Es el primer día de trabajo de Lene en el Jazz-Blues-Bar, en el que ya había trabajado anteriormente, tras haberse tomado una larga pausa profesional. Pasan por aquí proveedores, músicos, amigos y conocidos igual que la ilustre clientela fija y por la noche toca el músico danés Leif (alias Poorboy). Una declaración de amor al microcosmo de un bar, a sus historias y personajes. Todo rodado desde la mesa de al lado.


Subobjekt Leif in Concert
© Mike Auerbach


Un bar es un lugar especial: Lene se había tomado una pausa, pero ha vuelto a su puesto detrás de la barra del Jazz-Blues-Bar, igual que antes.

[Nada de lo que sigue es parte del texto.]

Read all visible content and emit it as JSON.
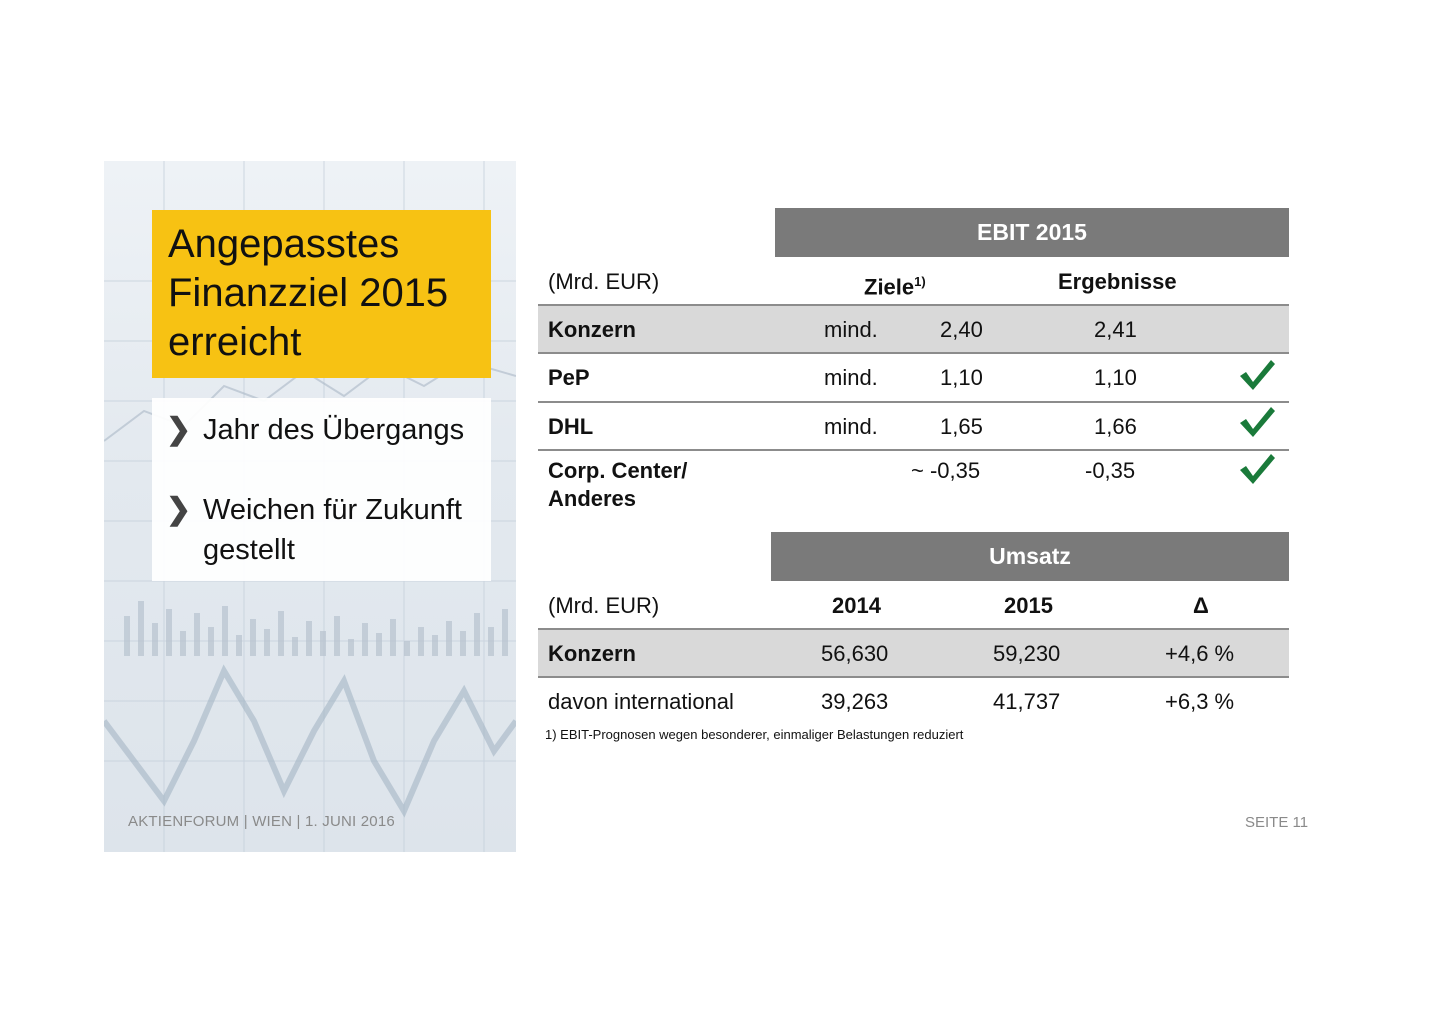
{
  "left": {
    "title": "Angepasstes Finanzziel 2015 erreicht",
    "bullets": [
      "Jahr des Übergangs",
      "Weichen für Zukunft gestellt"
    ],
    "bullet_glyph": "❯",
    "footer": "AKTIENFORUM | WIEN | 1. JUNI 2016"
  },
  "ebit": {
    "header": "EBIT 2015",
    "unit": "(Mrd. EUR)",
    "col_targets": "Ziele",
    "col_targets_footnote": "1)",
    "col_results": "Ergebnisse",
    "rows": [
      {
        "label": "Konzern",
        "qualifier": "mind.",
        "target": "2,40",
        "result": "2,41",
        "check": false,
        "shaded": true
      },
      {
        "label": "PeP",
        "qualifier": "mind.",
        "target": "1,10",
        "result": "1,10",
        "check": true,
        "shaded": false
      },
      {
        "label": "DHL",
        "qualifier": "mind.",
        "target": "1,65",
        "result": "1,66",
        "check": true,
        "shaded": false
      },
      {
        "label": "Corp. Center/ Anderes",
        "label_line1": "Corp. Center/",
        "label_line2": "Anderes",
        "qualifier": "",
        "target": "~ -0,35",
        "result": "-0,35",
        "check": true,
        "shaded": false
      }
    ],
    "check_color": "#1a7a3a"
  },
  "umsatz": {
    "header": "Umsatz",
    "unit": "(Mrd. EUR)",
    "col_2014": "2014",
    "col_2015": "2015",
    "col_delta": "Δ",
    "rows": [
      {
        "label": "Konzern",
        "v2014": "56,630",
        "v2015": "59,230",
        "delta": "+4,6 %",
        "shaded": true
      },
      {
        "label": "davon international",
        "v2014": "39,263",
        "v2015": "41,737",
        "delta": "+6,3 %",
        "shaded": false
      }
    ]
  },
  "footnote": "1) EBIT-Prognosen wegen besonderer, einmaliger Belastungen reduziert",
  "page": "SEITE 11",
  "colors": {
    "accent_yellow": "#f7c213",
    "header_gray": "#7a7a7a",
    "row_shade": "#d9d9d9"
  }
}
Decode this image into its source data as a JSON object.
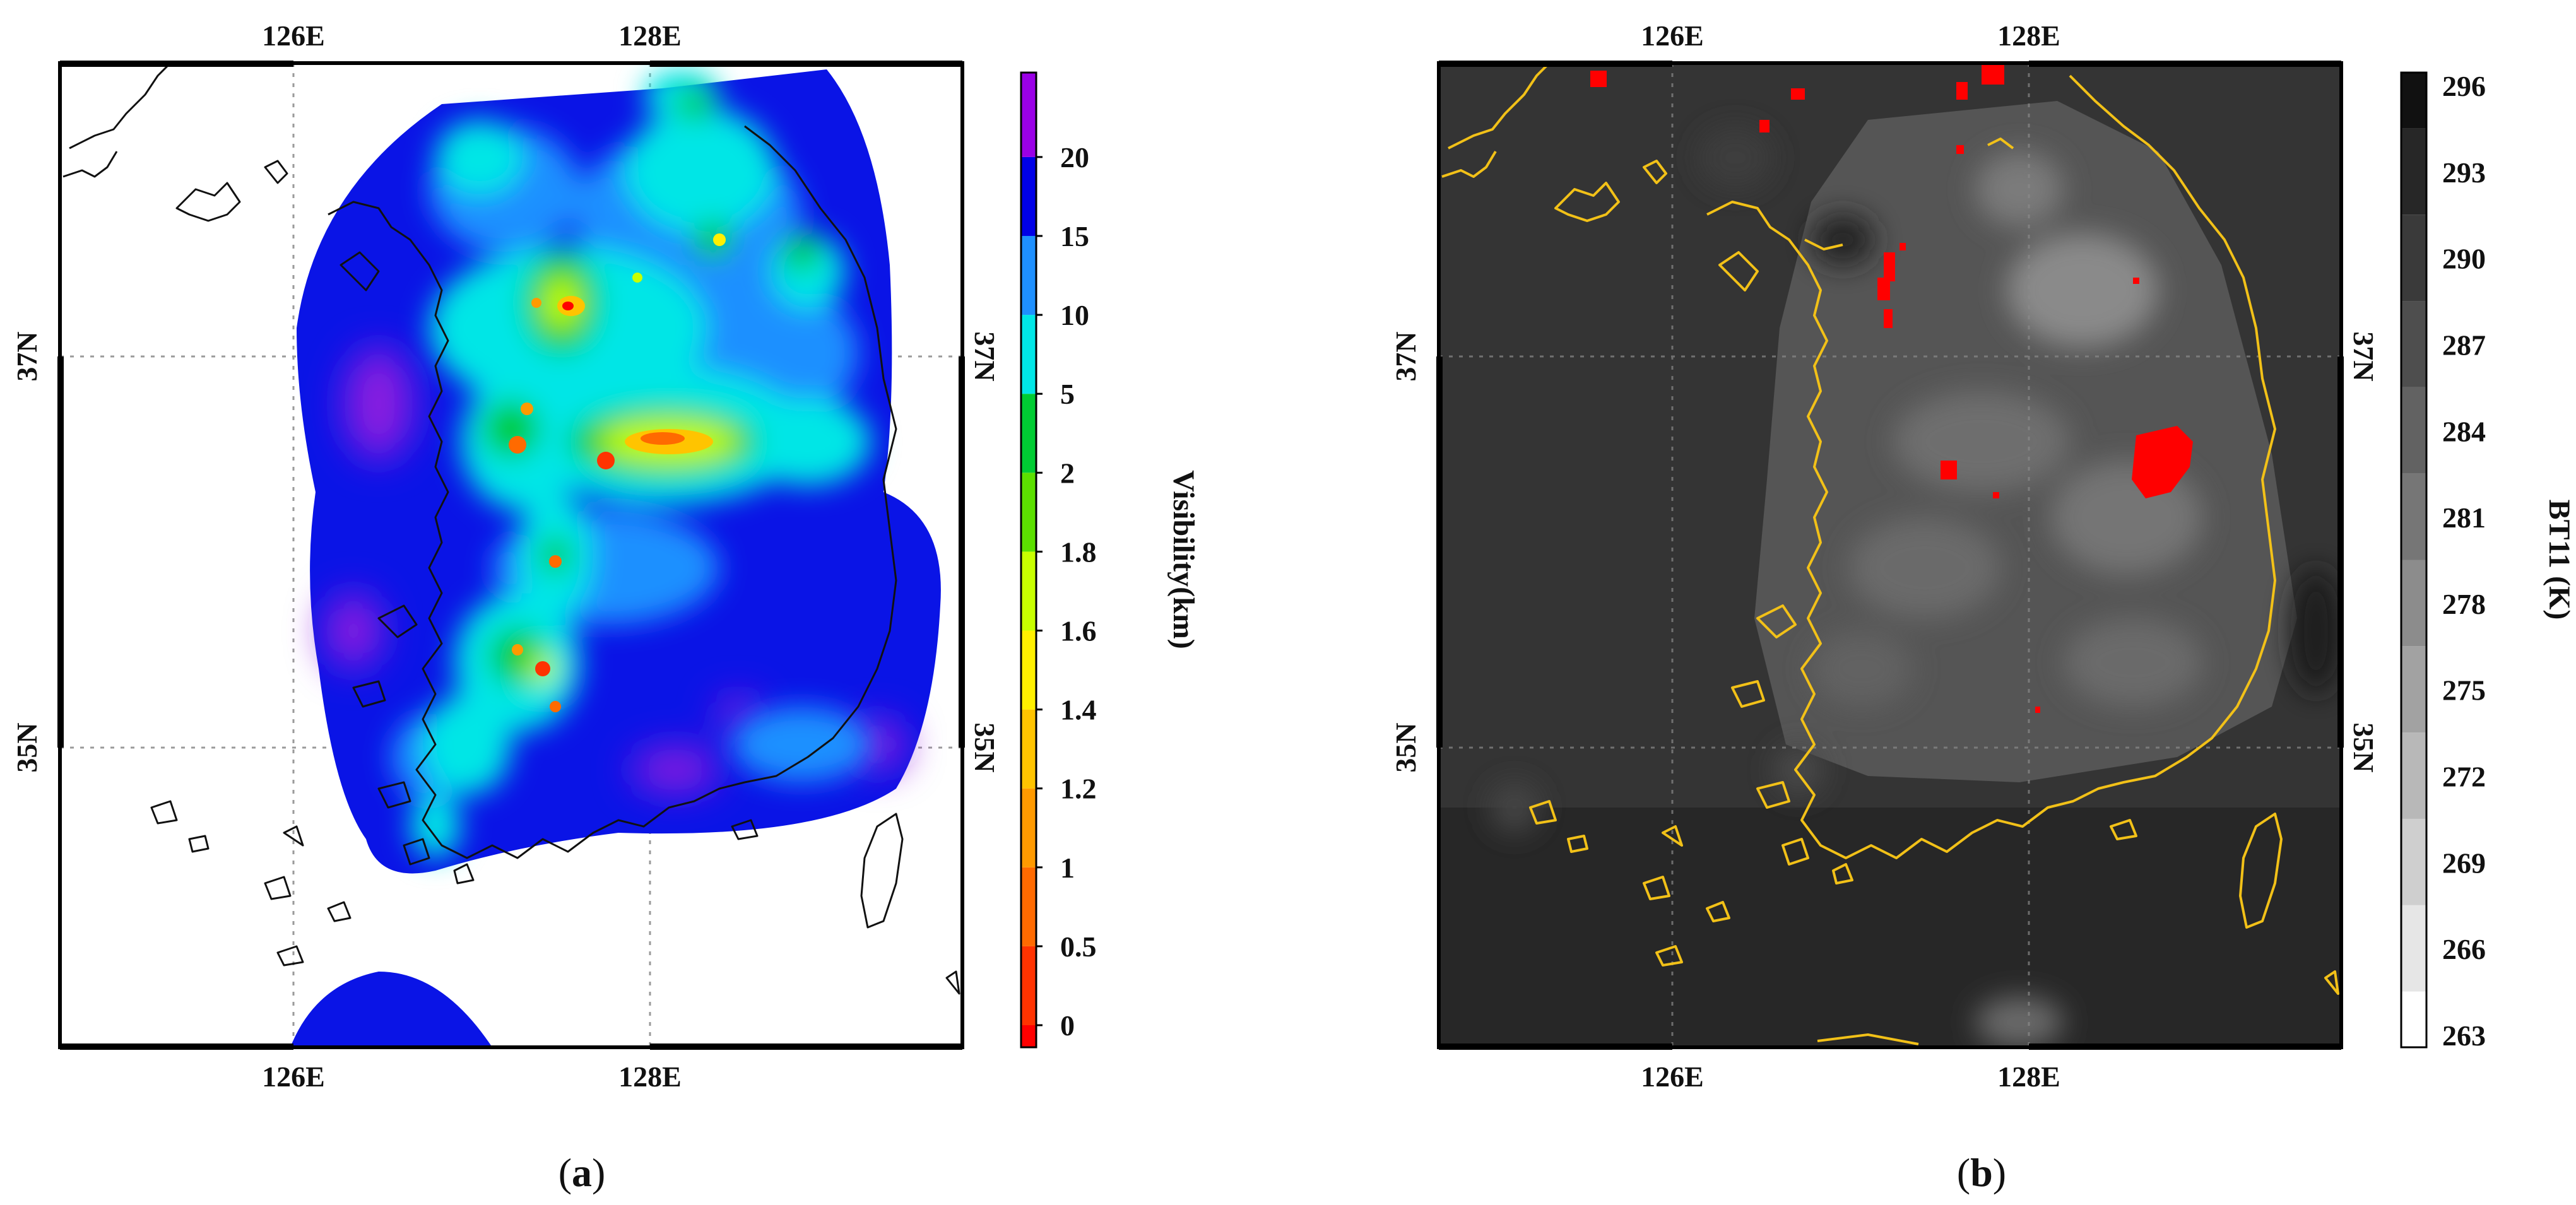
{
  "panels": [
    {
      "id": "a",
      "caption_open": "(",
      "caption_letter": "a",
      "caption_close": ")",
      "lon_top": [
        "126E",
        "128E"
      ],
      "lon_bottom": [
        "126E",
        "128E"
      ],
      "lat_left": [
        "37N",
        "35N"
      ],
      "lat_right": [
        "37N",
        "35N"
      ],
      "colorbar": {
        "title": "Visibility(km)",
        "ticks": [
          "0",
          "0.5",
          "1",
          "1.2",
          "1.4",
          "1.6",
          "1.8",
          "2",
          "5",
          "10",
          "15",
          "20"
        ],
        "colors": [
          "#ff0000",
          "#ff3300",
          "#ff6a00",
          "#ff9a00",
          "#ffc400",
          "#fff000",
          "#c8ff00",
          "#5ce000",
          "#00cc33",
          "#00e6e6",
          "#1e90ff",
          "#0000e6",
          "#9a00e6"
        ]
      }
    },
    {
      "id": "b",
      "caption_open": "(",
      "caption_letter": "b",
      "caption_close": ")",
      "lon_top": [
        "126E",
        "128E"
      ],
      "lon_bottom": [
        "126E",
        "128E"
      ],
      "lat_left": [
        "37N",
        "35N"
      ],
      "lat_right": [
        "37N",
        "35N"
      ],
      "colorbar": {
        "title": "BT11 (K)",
        "ticks": [
          "263",
          "266",
          "269",
          "272",
          "275",
          "278",
          "281",
          "284",
          "287",
          "290",
          "293",
          "296"
        ],
        "colors": [
          "#ffffff",
          "#e6e6e6",
          "#cfcfcf",
          "#b8b8b8",
          "#a2a2a2",
          "#8c8c8c",
          "#767676",
          "#626262",
          "#4e4e4e",
          "#3a3a3a",
          "#272727",
          "#111111"
        ]
      }
    }
  ],
  "colors": {
    "coast_a": "#111111",
    "coast_b": "#f2c118",
    "fog_mark": "#ff0000",
    "sea_b": "#333333"
  }
}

Para esta tarde especial ha contratado al músico danés Leif (alias Poorboy) que entretanto había conocido. Durante el día pasan por el bar proveedores, otros músicos para ensayar, amigos y conocidos acuden al local igual que la clientela fija exclusiva como el batería de la banda Die Ärzte Bela B. Felsenheimer, Tilo Prückner, Jule Böwe y el biólogo criminalista y animador educativo Dr. Mark Benecke. Las grotescas historias y conversaciones alrededor del bar tratan del pop de elfos, móviles invisibles o larvas que se alimentan de cadáveres; y nosotros podemos escucharlas desde la mesa de al lado en cierto sentido. Entre las once de la mañana y la una de la noche tiene lugar esta declaración de amor a los bares-bodega cargados de humo, a sus historias y personajes, no importa de qué tipo: para unos es como el salón de su casa, para los otros un escenario para todo tipo de actuaciones, un mundo propio independiente del mundo fuera del bar, un microcosmo y a la vez un universo; por eso es lógico que la película, a veces excelentemente improvisada, no salga de su lugar de rodaje poco iluminado para mantener la magia.